Kasım 5 2013

İtalya bir rüyadır… 3 (VENEDİK)

Yolculuk…

Floransa’da kalmaya doyamadığımız tasarım dağ otelimizden sabah 6.00’da ayrıldık. Sabah uyandığımızda gün doğmaya hazırlanıyordu. Toscana manzarası ile vedalaşıp arabamıza atladık. Sabahı öyle güzel ki… Dağdan kıvrıla kıvrıla inerken camları sonuna kadar açıyoruz, dere kenarları, ağaçların kökleri ve yeşillikleri takip ederek bol bol oksijen depoluyoruz.
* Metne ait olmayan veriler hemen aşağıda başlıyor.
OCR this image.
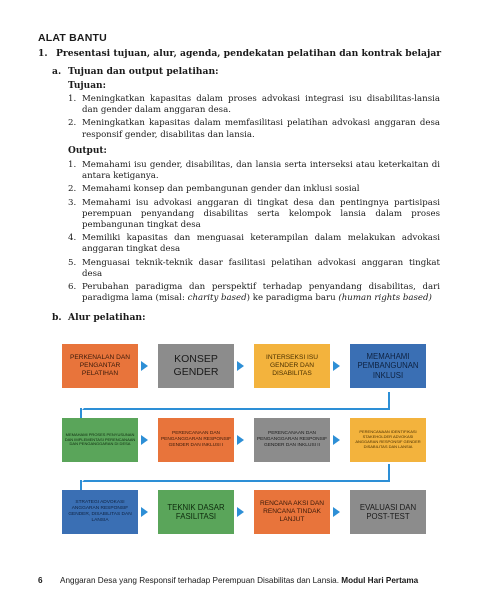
ALAT BANTU
1. Presentasi tujuan, alur, agenda, pendekatan pelatihan dan kontrak belajar
a. Tujuan dan output pelatihan:
Tujuan:
1. Meningkatkan kapasitas dalam proses advokasi integrasi isu disabilitas-lansia dan gender dalam anggaran desa.
2. Meningkatkan kapasitas dalam memfasilitasi pelatihan advokasi anggaran desa responsif gender, disabilitas dan lansia.
Output:
1. Memahami isu gender, disabilitas, dan lansia serta interseksi atau keterkaitan di antara ketiganya.
2. Memahami konsep dan pembangunan gender dan inklusi sosial
3. Memahami isu advokasi anggaran di tingkat desa dan pentingnya partisipasi perempuan penyandang disabilitas serta kelompok lansia dalam proses pembangunan tingkat desa
4. Memiliki kapasitas dan menguasai keterampilan dalam melakukan advokasi anggaran tingkat desa
5. Menguasai teknik-teknik dasar fasilitasi pelatihan advokasi anggaran tingkat desa
6. Perubahan paradigma dan perspektif terhadap penyandang disabilitas, dari paradigma lama (misal: charity based) ke paradigma baru (human rights based)
b. Alur pelatihan:
PERKENALAN DAN PENGANTAR PELATIHAN
KONSEP GENDER
INTERSEKSI ISU GENDER DAN DISABILITAS
MEMAHAMI PEMBANGUNAN INKLUSI
MEMAHAMI PROSES PENYUSUNAN DAN IMPLEMENTASI PERENCANAAN DAN PENGANGGARAN DI DESA
PERENCANAAN DAN PENGANGGARAN RESPONSIF GENDER DAN INKLUSI I
PERENCANAAN DAN PENGANGGARAN RESPONSIF GENDER DAN INKLUSI II
PERENCANAAN IDENTIFIKASI STAKEHOLDER ADVOKASI ANGGARAN RESPONSIF GENDER DISABILITAS DAN LANSIA
STRATEGI ADVOKASI ANGGARAN RESPONSIF GENDER, DISABILITAS DAN LANSIA
TEKNIK DASAR FASILITASI
RENCANA AKSI DAN RENCANA TINDAK LANJUT
EVALUASI DAN POST-TEST
6 Anggaran Desa yang Responsif terhadap Perempuan Disabilitas dan Lansia. Modul Hari Pertama
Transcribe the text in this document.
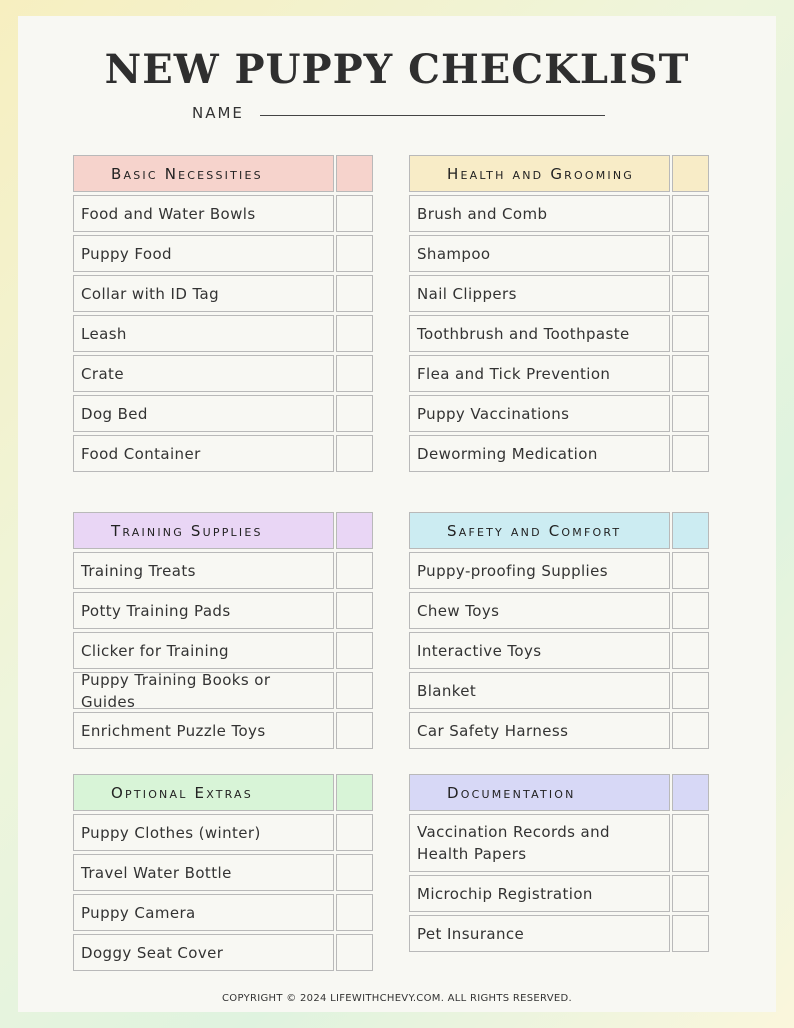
NEW PUPPY CHECKLIST
NAME
Basic Necessities
Food and Water Bowls
Puppy Food
Collar with ID Tag
Leash
Crate
Dog Bed
Food Container
Health and Grooming
Brush and Comb
Shampoo
Nail Clippers
Toothbrush and Toothpaste
Flea and Tick Prevention
Puppy Vaccinations
Deworming Medication
Training Supplies
Training Treats
Potty Training Pads
Clicker for Training
Puppy Training Books or Guides
Enrichment Puzzle Toys
Safety and Comfort
Puppy-proofing Supplies
Chew Toys
Interactive Toys
Blanket
Car Safety Harness
Optional Extras
Puppy Clothes (winter)
Travel Water Bottle
Puppy Camera
Doggy Seat Cover
Documentation
Vaccination Records and Health Papers
Microchip Registration
Pet Insurance
COPYRIGHT © 2024 LIFEWITHCHEVY.COM. ALL RIGHTS RESERVED.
Bugün planımızda Venedik var. Venedik, yolculuğumuzda en çok gitmeyi istediğimiz ancak yolculuğumuzun son durağı olmasıyla bize bitecek tatilimizi hatırlatan bir cennet köşesiydi. Yaklaşık 3 saatlik bir yolculuk dümdüz otobanlarda geçti. İlginçtir. Kamyonlar ardarda yığılmış ve herkes kendi şeridindeydi. Asla şerit ihlali yapmadılar ve böylece varmayı planladığımız sürede otelimize varabildik. Daha önce otel araştırırken Venedik’te kanallara açılan otellerin çok pahalı olduğunu görmüştük. Bu nedenle booking.com üzerinden yaptığımız araştırmada tren istasyona 2 dakika mesafede bir otel keşfetmiştik. Hotel Floris (Mestre bölgesinde ve hava alanına taksiyle 15 dakikada varabiliyorsunuz. Otel personeli taksiyi istediğiniz zaman ayarlıyor. Otel ve Marco Polo havaalanı arası taksi ile 35 euro). Tertemiz, yerleşmiş bir mahalle içerisinde, her ihtiyacınızı karşılayabileceğiniz bir süpermarketin tam karşısında yer alıyordu.

1. Gün

Telaş…

Eşyalarımızı apar topar bırakıp Venedik’i keşfetmeye karar verdik. Bu arada arabamızı da vermemiz gerekiyordu (bu lüks arabadan ayrılmak zor oldu kabul edelim) İtalya’da bir şehirde kiraladığınız arabayı başka şehirde verebiliyorsunuz. Sabah 10’da son teslimi olan arabayı geciktirmeyelim diye ödümüz koptu (malum daha fazla euro harcamak istemiyoruz). Biraz gecikseniz de sıkıntı olmuyormuş, rahatladık 🙂

Keşif…

Venedik’te kanalları anakaraya bağlayan tren hatları oldukça gelişmiş durumda. 1.sınıf ve 2.sınıf vagonlar birbirinden ayrılmış durumda. Herkes yerini biliyor, kesinlikle kural ve yer ihlali yapılmıyor. Biletleri biletmatikten (artık çok iyi öğrenmiştik) aldıktan sonra geldik Büyük Kanal’a.  Sanki İstanbul’un iki yakası birbirine yaklaşmış izlenimi veriyor. Gondolcular, deniz taksileri, sandallar… her yerde. Öylece yere oturuyoruz. İçimize işleyene kadar Büyük Kanal’ı izliyoruz. Şimdi büyük kanalı takipteyiz, kanal boyunca ilerliyoruz. Nereye gittiğimizi bilen yok, zaten bilmeye gerek de yok… Zaman durdu sanki… Geri dönüşümüzde vapuretto dedikleri gişelere yanaşıp adalara giden biletlerden alıyoruz (kişi başı 20 euro). Gişelerden ilk geçişte süreniz başlıyor (Bir günlük, 2 günlük gibi seçenekler bulunmakta). Hatta yaşa göre indirimler de var. Biletler nasıl olsa cebimizde diye düşünüp adalar gezimizi bir sonraki güne bırakıyoruz.

Keşfe devam…

Venedik’te her yer birbirine benziyor ve kaybolma riskiniz çok yüksek. Tabii ki geri dönebiliyorsunuz ancak haritanız yanınızda yoksa ara sokaklarda 1-2 saat yol bulmaya çalışmanız mümkün (zira turistlerin ellerinde haritalar ve her köşe başında “tren istasyonuna nasıl gidilir” sorusu)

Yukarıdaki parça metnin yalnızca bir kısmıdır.